I am looking for pure calculus solution for computing the second cohomology class $H^2(\mathbb{R}^2-\{p , q\}, \mathbb{R})$ i.e. plane with two points removed.
I know that every closed $2$-form is exact for $\mathbb{R}^2-\{p , q\}$, but I cannot find the explicit $1$-form for every $2$-form that under the exterior derivative produces the $2$-form. I want to "integrate" the $2$-form and get the $1$-form by "d" operator. Note you have to somehow integrate "around" the points.
This is a problem from page 19 of Bott and Tu. I am trying to read the book on my own which would not be brought up in May if this was a Spring course.

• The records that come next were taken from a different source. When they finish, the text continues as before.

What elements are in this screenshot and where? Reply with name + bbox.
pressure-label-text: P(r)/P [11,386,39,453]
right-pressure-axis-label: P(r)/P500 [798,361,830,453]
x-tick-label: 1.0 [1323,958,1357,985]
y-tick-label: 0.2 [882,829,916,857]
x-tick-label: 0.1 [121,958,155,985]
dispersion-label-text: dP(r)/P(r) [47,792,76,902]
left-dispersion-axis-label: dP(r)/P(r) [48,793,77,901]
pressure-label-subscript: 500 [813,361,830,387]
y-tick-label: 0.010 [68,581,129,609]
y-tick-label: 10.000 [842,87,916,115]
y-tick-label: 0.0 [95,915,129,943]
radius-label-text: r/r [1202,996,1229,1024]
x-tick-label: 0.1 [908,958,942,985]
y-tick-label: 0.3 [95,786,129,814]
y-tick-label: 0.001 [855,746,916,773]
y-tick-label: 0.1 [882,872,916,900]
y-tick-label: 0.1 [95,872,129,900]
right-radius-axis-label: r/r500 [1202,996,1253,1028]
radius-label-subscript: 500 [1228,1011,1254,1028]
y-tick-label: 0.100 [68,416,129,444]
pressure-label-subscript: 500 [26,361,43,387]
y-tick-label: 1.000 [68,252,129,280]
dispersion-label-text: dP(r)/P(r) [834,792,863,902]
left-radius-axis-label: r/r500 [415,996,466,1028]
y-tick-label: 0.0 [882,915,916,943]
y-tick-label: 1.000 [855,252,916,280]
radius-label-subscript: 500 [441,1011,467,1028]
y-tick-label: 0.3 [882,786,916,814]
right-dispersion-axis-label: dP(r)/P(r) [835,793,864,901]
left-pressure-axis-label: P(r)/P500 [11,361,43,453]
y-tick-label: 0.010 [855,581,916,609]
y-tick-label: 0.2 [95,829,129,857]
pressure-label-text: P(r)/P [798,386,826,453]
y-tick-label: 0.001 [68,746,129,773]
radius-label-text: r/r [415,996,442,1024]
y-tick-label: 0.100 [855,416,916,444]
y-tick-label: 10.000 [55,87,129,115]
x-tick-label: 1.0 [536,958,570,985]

The plane with two points removed retracts to a wedge of circles. Start at $p$ and gradually unfold , i.e., make the hole about $p$ larger. Do the same with $q$ simultaneously. Maybe doing this in a square first will help. Then, by homotopy invariance, the homology of $\mathbb R^2 -$ {$p,q$} is that of a wedge of two circles. For the top homology alone, you just need to decide if $\mathbb R^2 -$ $p,q$ is orientable or not.
If you prefer something more computational, you may want to use the Mayer-Vietoris sequence, and it would help if you accept that the plane minus a point, equivalently, the plane minus a disk retracts to $S^1$, and you know the (co)homology of $\mathbb R^2$. I can only think of one decomposition for using Mayer-Vietoris.